Closed msuchane closed 6 years ago

msuchane commented 6 years ago

This PR adds a module describing how to save and restore the :context: variable in assemblies so that they can be nested with no build errors.

The changes are:

bhardesty commented 6 years ago

This looks like a reasonable approach assuming that the scenario underlying this issue is valid.

Perhaps it's a bit out of scope to raise this within the scope of this PR, but why exactly are we mandating manually-overriding the anchor ID of the standard sections within an assembly (i.e. "Prerequisites" or "Additional Resources")? Manually overriding the Asciidoctor automatically-generated ID of every one of these sections within an assembly is (in my opinion) overkill. In the first place, you don't even need the ID unless you need to create a link to the section (which would be extremely rare). Second of all, it leads to issues like the one that this PR solves, which adds additional overhead and complication for the writer.

One possible alternative might be to not create IDs for the Prerequisites and Additional Resources sections in an assembly. Asciidoctor will generate unique IDs for these sections automatically, even for assemblies included within other assemblies.
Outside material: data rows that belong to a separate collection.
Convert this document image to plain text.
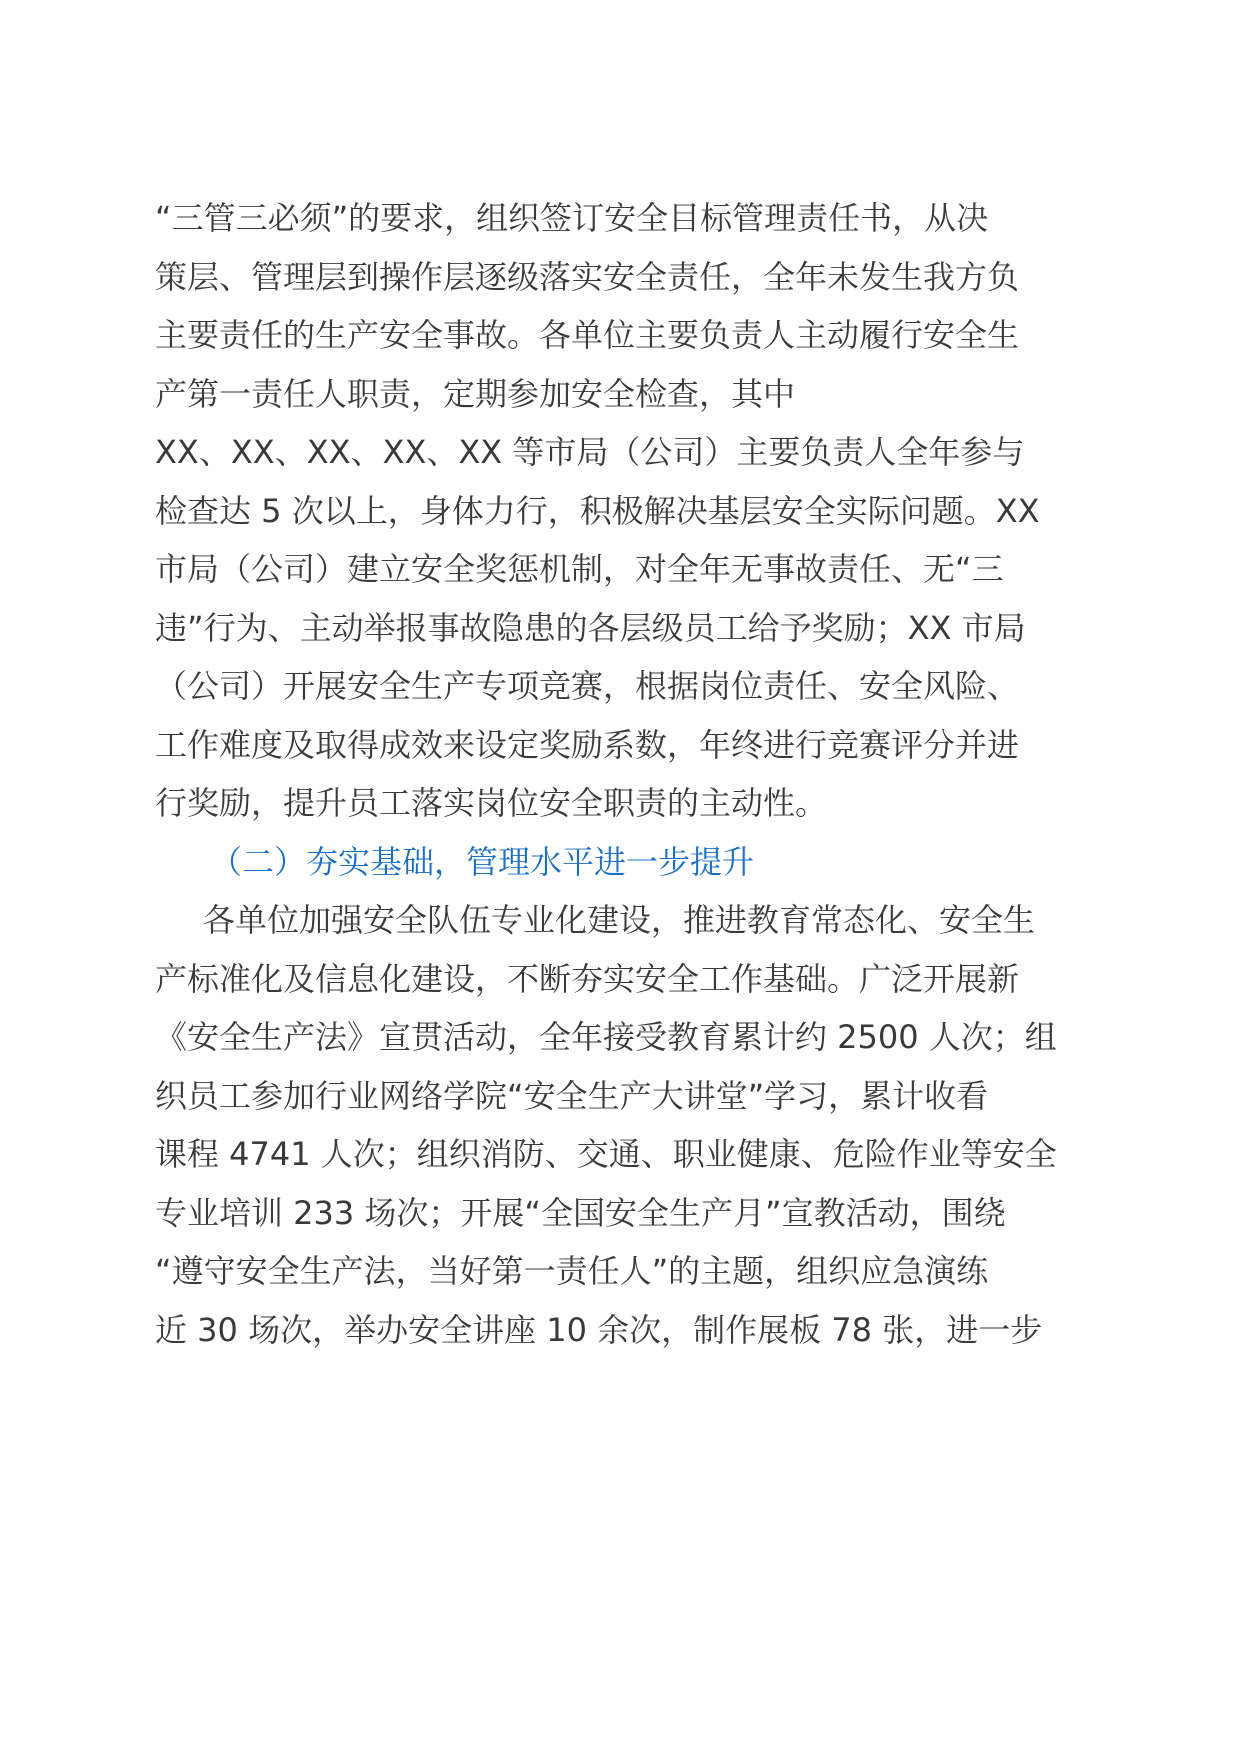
“三管三必须”的要求，组织签订安全目标管理责任书，从决
策层、管理层到操作层逐级落实安全责任，全年未发生我方负
主要责任的生产安全事故。各单位主要负责人主动履行安全生
产第一责任人职责，定期参加安全检查，其中
XX、XX、XX、XX、XX 等市局（公司）主要负责人全年参与
检查达 5 次以上，身体力行，积极解决基层安全实际问题。XX
市局（公司）建立安全奖惩机制，对全年无事故责任、无“三
违”行为、主动举报事故隐患的各层级员工给予奖励；XX 市局
（公司）开展安全生产专项竞赛，根据岗位责任、安全风险、
工作难度及取得成效来设定奖励系数，年终进行竞赛评分并进
行奖励，提升员工落实岗位安全职责的主动性。
（二）夯实基础，管理水平进一步提升
各单位加强安全队伍专业化建设，推进教育常态化、安全生
产标准化及信息化建设，不断夯实安全工作基础。广泛开展新
《安全生产法》宣贯活动，全年接受教育累计约 2500 人次；组
织员工参加行业网络学院“安全生产大讲堂”学习，累计收看
课程 4741 人次；组织消防、交通、职业健康、危险作业等安全
专业培训 233 场次；开展“全国安全生产月”宣教活动，围绕
“遵守安全生产法，当好第一责任人”的主题，组织应急演练
近 30 场次，举办安全讲座 10 余次，制作展板 78 张，进一步
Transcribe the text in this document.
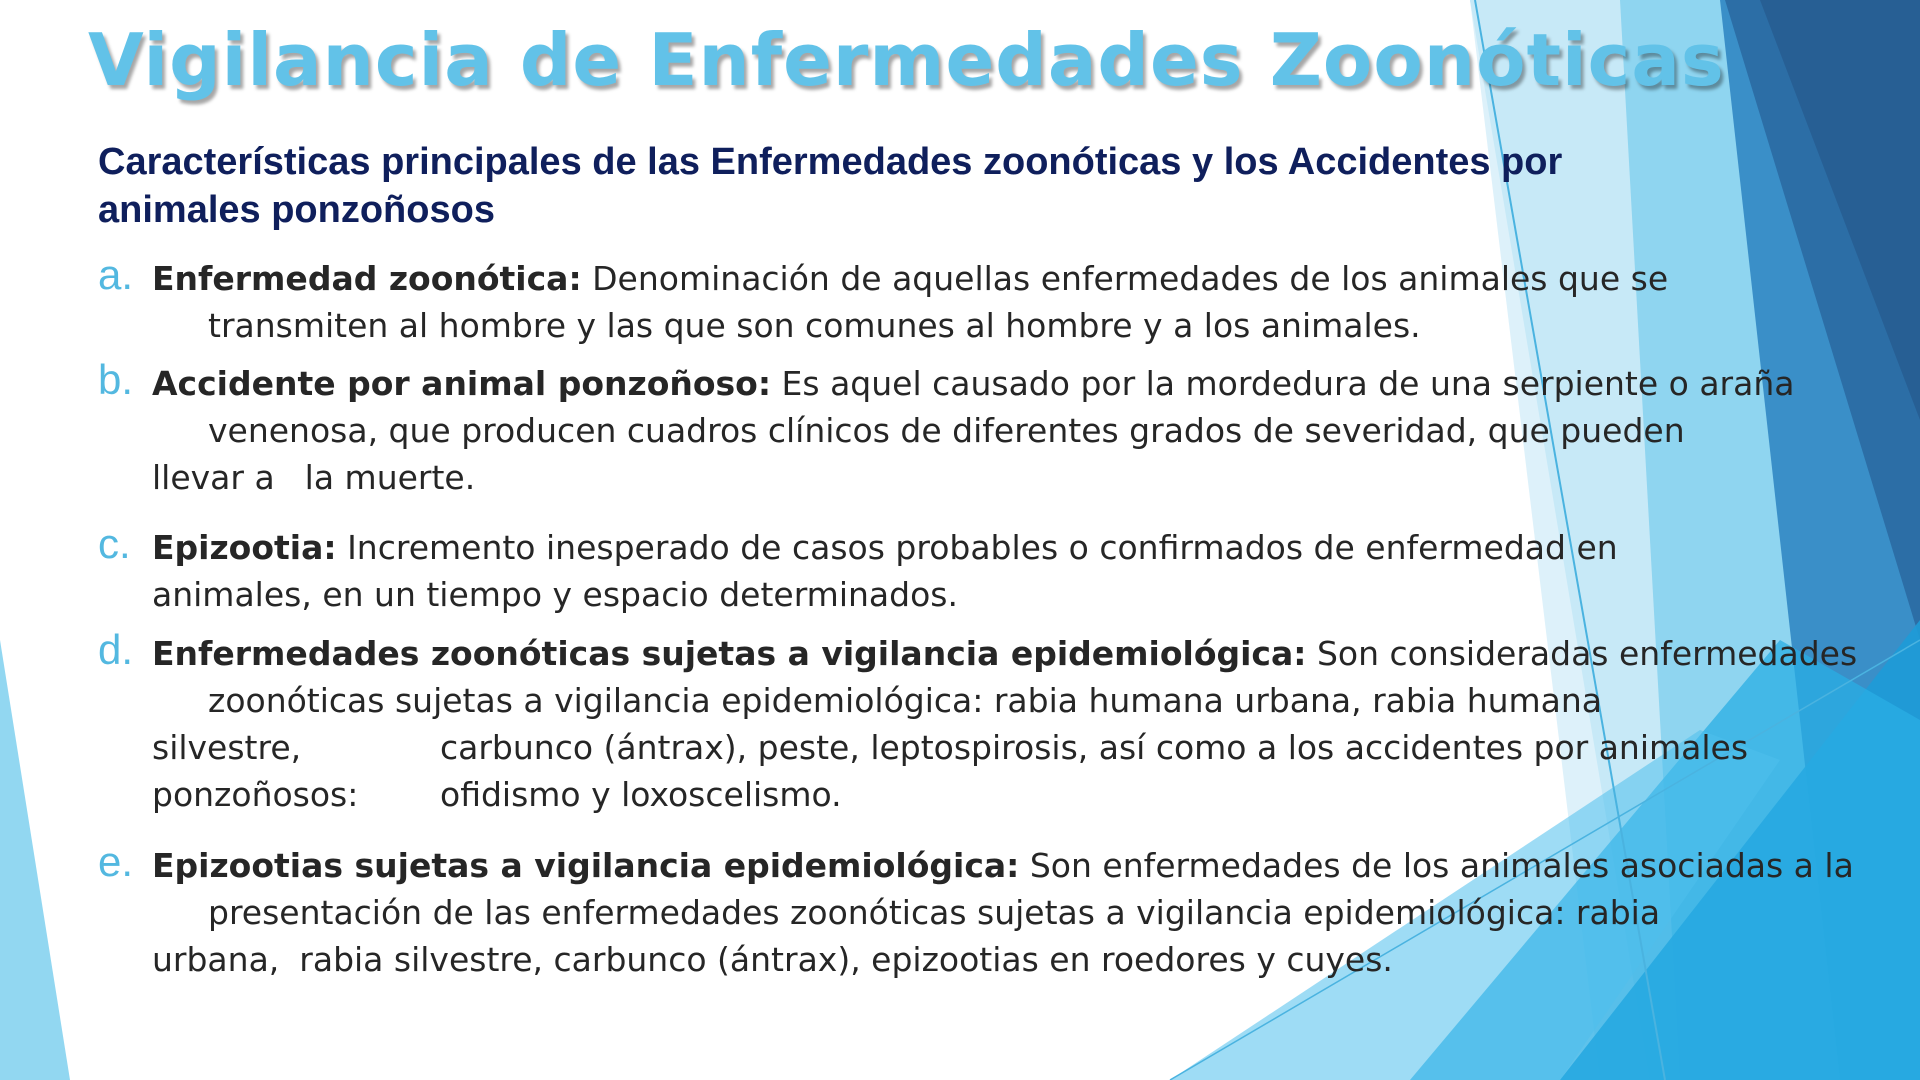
Vigilancia de Enfermedades Zoonóticas
Características principales de las Enfermedades zoonóticas y los Accidentes por animales ponzoñosos
a. Enfermedad zoonótica: Denominación de aquellas enfermedades de los animales que se
transmiten al hombre y las que son comunes al hombre y a los animales.
b. Accidente por animal ponzoñoso: Es aquel causado por la mordedura de una serpiente o araña
venenosa, que producen cuadros clínicos de diferentes grados de severidad, que pueden
llevar a la muerte.
c. Epizootia: Incremento inesperado de casos probables o confirmados de enfermedad en
animales, en un tiempo y espacio determinados.
d. Enfermedades zoonóticas sujetas a vigilancia epidemiológica: Son consideradas enfermedades
zoonóticas sujetas a vigilancia epidemiológica: rabia humana urbana, rabia humana
silvestre,	carbunco (ántrax), peste, leptospirosis, así como a los accidentes por animales
ponzoñosos: ofidismo y loxoscelismo.
e. Epizootias sujetas a vigilancia epidemiológica: Son enfermedades de los animales asociadas a la
presentación de las enfermedades zoonóticas sujetas a vigilancia epidemiológica: rabia
urbana, rabia silvestre, carbunco (ántrax), epizootias en roedores y cuyes.
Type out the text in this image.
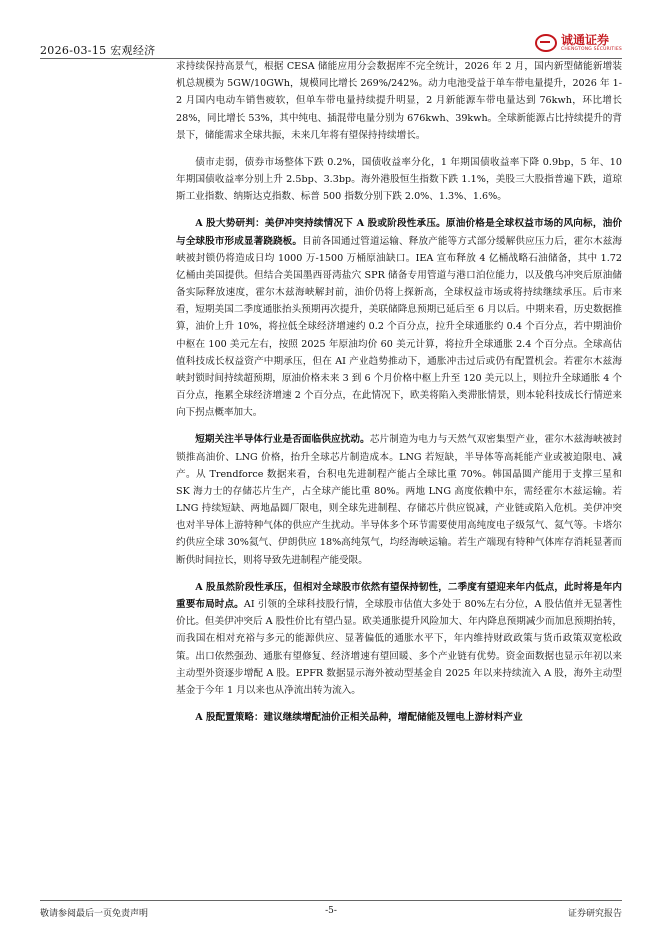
2026-03-15 宏观经济
诚通证券
CHENGTONG SECURITIES

求持续保持高景气，根据 CESA 储能应用分会数据库不完全统计，2026 年 2 月，国内新型储能新增装机总规模为 5GW/10GWh，规模同比增长 269%/242%。动力电池受益于单车带电量提升，2026 年 1-2 月国内电动车销售疲软，但单车带电量持续提升明显，2 月新能源车带电量达到 76kwh，环比增长 28%，同比增长 53%，其中纯电、插混带电量分别为 676kwh、39kwh。全球新能源占比持续提升的背景下，储能需求全球共振，未来几年将有望保持持续增长。

债市走弱，债券市场整体下跌 0.2%，国债收益率分化，1 年期国债收益率下降 0.9bp，5 年、10 年期国债收益率分别上升 2.5bp、3.3bp。海外港股恒生指数下跌 1.1%，美股三大股指普遍下跌，道琼斯工业指数、纳斯达克指数、标普 500 指数分别下跌 2.0%、1.3%、1.6%。

A 股大势研判：美伊冲突持续情况下 A 股或阶段性承压。原油价格是全球权益市场的风向标，油价与全球股市形成显著跷跷板。目前各国通过管道运输、释放产能等方式部分缓解供应压力后，霍尔木兹海峡被封锁仍将造成日均 1000 万-1500 万桶原油缺口。IEA 宣布释放 4 亿桶战略石油储备，其中 1.72 亿桶由美国提供。但结合美国墨西哥湾盐穴 SPR 储备专用管道与港口泊位能力，以及俄乌冲突后原油储备实际释放速度，霍尔木兹海峡解封前，油价仍将上探新高，全球权益市场或将持续继续承压。后市来看，短期美国二季度通胀抬头预期再次提升，美联储降息预期已延后至 6 月以后。中期来看，历史数据推算，油价上升 10%，将拉低全球经济增速约 0.2 个百分点，拉升全球通胀约 0.4 个百分点，若中期油价中枢在 100 美元左右，按照 2025 年原油均价 60 美元计算，将拉升全球通胀 2.4 个百分点。全球高估值科技成长权益资产中期承压，但在 AI 产业趋势推动下，通胀冲击过后或仍有配置机会。若霍尔木兹海峡封锁时间持续超预期，原油价格未来 3 到 6 个月价格中枢上升至 120 美元以上，则拉升全球通胀 4 个百分点，拖累全球经济增速 2 个百分点，在此情况下，欧美将陷入类滞胀情景，则本轮科技成长行情逆来向下拐点概率加大。

短期关注半导体行业是否面临供应扰动。芯片制造为电力与天然气双密集型产业，霍尔木兹海峡被封锁推高油价、LNG 价格，抬升全球芯片制造成本。LNG 若短缺，半导体等高耗能产业或被迫限电、减产。从 Trendforce 数据来看，台积电先进制程产能占全球比重 70%。韩国晶圆产能用于支撑三星和 SK 海力士的存储芯片生产，占全球产能比重 80%。两地 LNG 高度依赖中东，需经霍尔木兹运输。若 LNG 持续短缺、两地晶圆厂限电，则全球先进制程、存储芯片供应锐减，产业链或陷入危机。美伊冲突也对半导体上游特种气体的供应产生扰动。半导体多个环节需要使用高纯度电子级氖气、氦气等。卡塔尔约供应全球 30%氦气、伊朗供应 18%高纯氖气，均经海峡运输。若生产端现有特种气体库存消耗显著而断供时间拉长，则将导致先进制程产能受限。

A 股虽然阶段性承压，但相对全球股市依然有望保持韧性，二季度有望迎来年内低点，此时将是年内重要布局时点。AI 引领的全球科技股行情，全球股市估值大多处于 80%左右分位，A 股估值并无显著性价比。但美伊冲突后 A 股性价比有望凸显。欧美通胀提升风险加大、年内降息预期减少而加息预期抬转，而我国在相对充裕与多元的能源供应、显著偏低的通胀水平下，年内维持财政政策与货币政策双宽松政策。出口依然强劲、通胀有望修复、经济增速有望回暖、多个产业链有优势。资金面数据也显示年初以来主动型外资逐步增配 A 股。EPFR 数据显示海外被动型基金自 2025 年以来持续流入 A 股，海外主动型基金于今年 1 月以来也从净流出转为流入。

A 股配置策略：建议继续增配油价正相关品种，增配储能及锂电上游材料产业

敬请参阅最后一页免责声明	-5-	证券研究报告
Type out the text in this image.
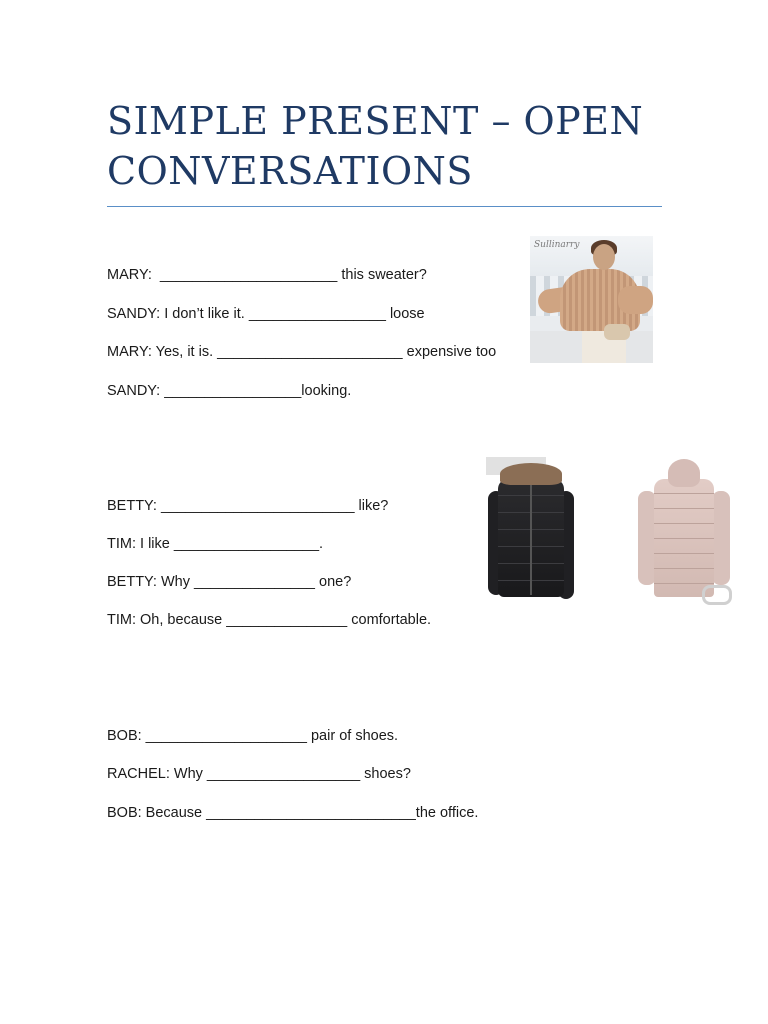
SIMPLE PRESENT – OPEN
CONVERSATIONS
MARY:  ______________________ this sweater?
SANDY: I don’t like it. _________________ loose
MARY: Yes, it is. _______________________ expensive too
SANDY: _________________looking.
Sullinarry
BETTY: ________________________ like?
TIM: I like __________________.
BETTY: Why _______________ one?
TIM: Oh, because _______________ comfortable.
BOB: ____________________ pair of shoes.
RACHEL: Why ___________________ shoes?
BOB: Because __________________________the office.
In the rare event that you need to link to one of these sections, you could either use the automatically-generated anchor ID (which, again, is already guaranteed to be unique within the scope of the document that Asciidoctor is compiling), or manually create a unique ID (perhaps using :context: as needed).

VladimirSlavik commented 6 years ago

The issue is not so much with Additional Resources etc., but with modules included after a sub-assembly, such as:

assembly
├── module A
├── sub-assembly
│   ├── module B
│   ├── module C
│   └── module D
└── module E

In this situation, the sub-assembly sets the global variable :context: and after the "return up the tree" to include module E, its context is kept.

An alternative solution is to set context again after including an assembly within an assembly, such as:

= Example
:context: example

include::moduleA[]

include::assembly[]
:context: example

include::moduleE[]

This does not require everyone modification of all assemblies.

ritz303 commented 6 years ago

@mrksu : Sorry for the long delay in reviewing this PR. This looks good to me, ACK.

msuchane commented 6 years ago

No problem, thanks for merging.

I've left a comment about a related problem that I found after creating this PR in issue#54.